On the bike, cycletouring through South America, weather can be our number one enemy. Either it’s too hot, too cold, too windy, too rainy, or too sunny. You don’t have days when the weather conditions are just perfect very often.
Reading weather can be a useful skill as it can prepare you for what is coming up.
Good example: we did the Inca trail section after Huamachuco in Peru. 99% hike your bike for not more than say 15 km, and yet it took us two days. On the first day at around 2pm big dark clouds started appearing above us. I looked up, they were moving west and I could see beautifully blue skies just east, so to me it seemed like it was gonna pass and wed get sunshine again. My partner disagreed, he said wed get rain, lots of it. Five minutes later, hail started falling. In a hurry we pitched up our tent. I was very appreciative of my partner having made that call and that we hadn’t kept going as it continued to hail and later rain for around three hours!
Unfortunately I don’t remember having learned much about it at school, or at least I don’t remember (but I do remember how to solve equations such as (3x^3+5x^2-4x)-(3x^3-2x^2+3x) which is of no use to me these days).
Every prediction method is based on the same principles:
So to predict the weather in your area you have to recognise the signs of pressure change.
An area’s typical wind direction at a certain time is called prevailing wind. If the wind differs to the prevailing direction it often indicates atypical or changing weather.
Major weather systems (front movements and jet streams) move from west to east in the northern hemisphere.
Red skies at night, sailors delight. Red skies in the morning, sailors take warning.
The sky looks red when a high pressure system with dry air stores up dust particles. When you look to the west in the evening, the dry air is moving toward you as the major weather systems (front movements and jet streams) move from west to east. Thus, if you see a red sky in the morning, the dry air has moved past you and a low pressure system with moisture follows.
Rainbow in the west, sailors distress.
A rainbow in the west is the result of the morning sun’s rays hitting moisture in the west. As major fronts travel from west to east, a rainbow in the west means moisture, or that rain is on its way. An evening rainbow in the east, similar to the red evening sy, means that moisture has passed and good weather ought to follow.
The types of clouds and their movement can indicate upcoming weather.
An good website that shows and explains which clouds indicate what can be found here.
Circle around the moon, rain or snow soon.
A sharp, bright moon means that low pressure has removed the dust, and low pressure indicates rain. Also,a ring around the moon and indicate that bad weather will follow in the next few days.
Low pressure causes smoke from a campfire to swirl and descend; rain is coming.
Wet grass, dry day.
Clouds or strong breezes cause dry grass is dry in the morning, so rain may follow. Dew at sunrise may indicate a nice day. (Unreliable method if it rained at night)
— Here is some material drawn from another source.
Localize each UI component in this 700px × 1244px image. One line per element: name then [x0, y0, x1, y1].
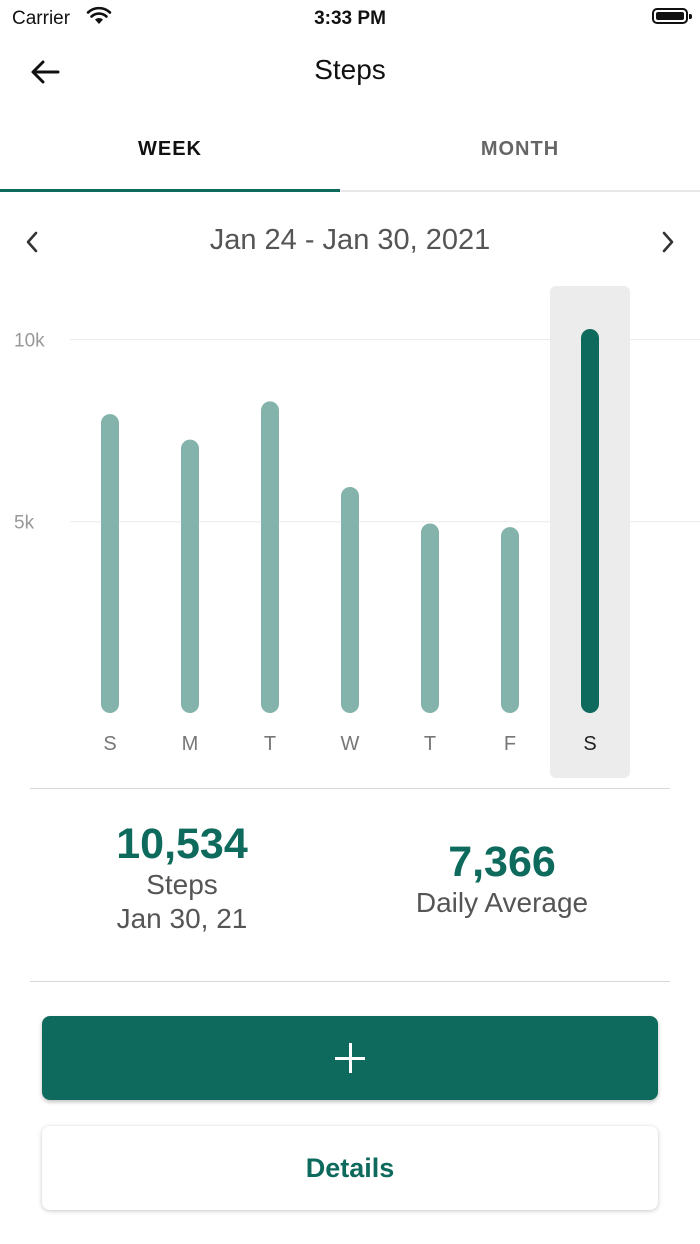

Flowers smell bear just before rain.
Scents are stronger in moist air as plants release waste products in a low pressure atnoshphere, so if everything smells stronger, rain may follow.
High humidity tends to precede rain. Pine cone scales usually remain open when its dry and closed when it’s very humid. Also,wood swells, salt clumps, and some people’s hair gets curly and frizzy in humid conditions.
Low air pressure makes birds fly low due to discomfort in their ears and become quiet just before rain hits.
They tend to stay together when bad weather is coming in and lie down before thunderstorms.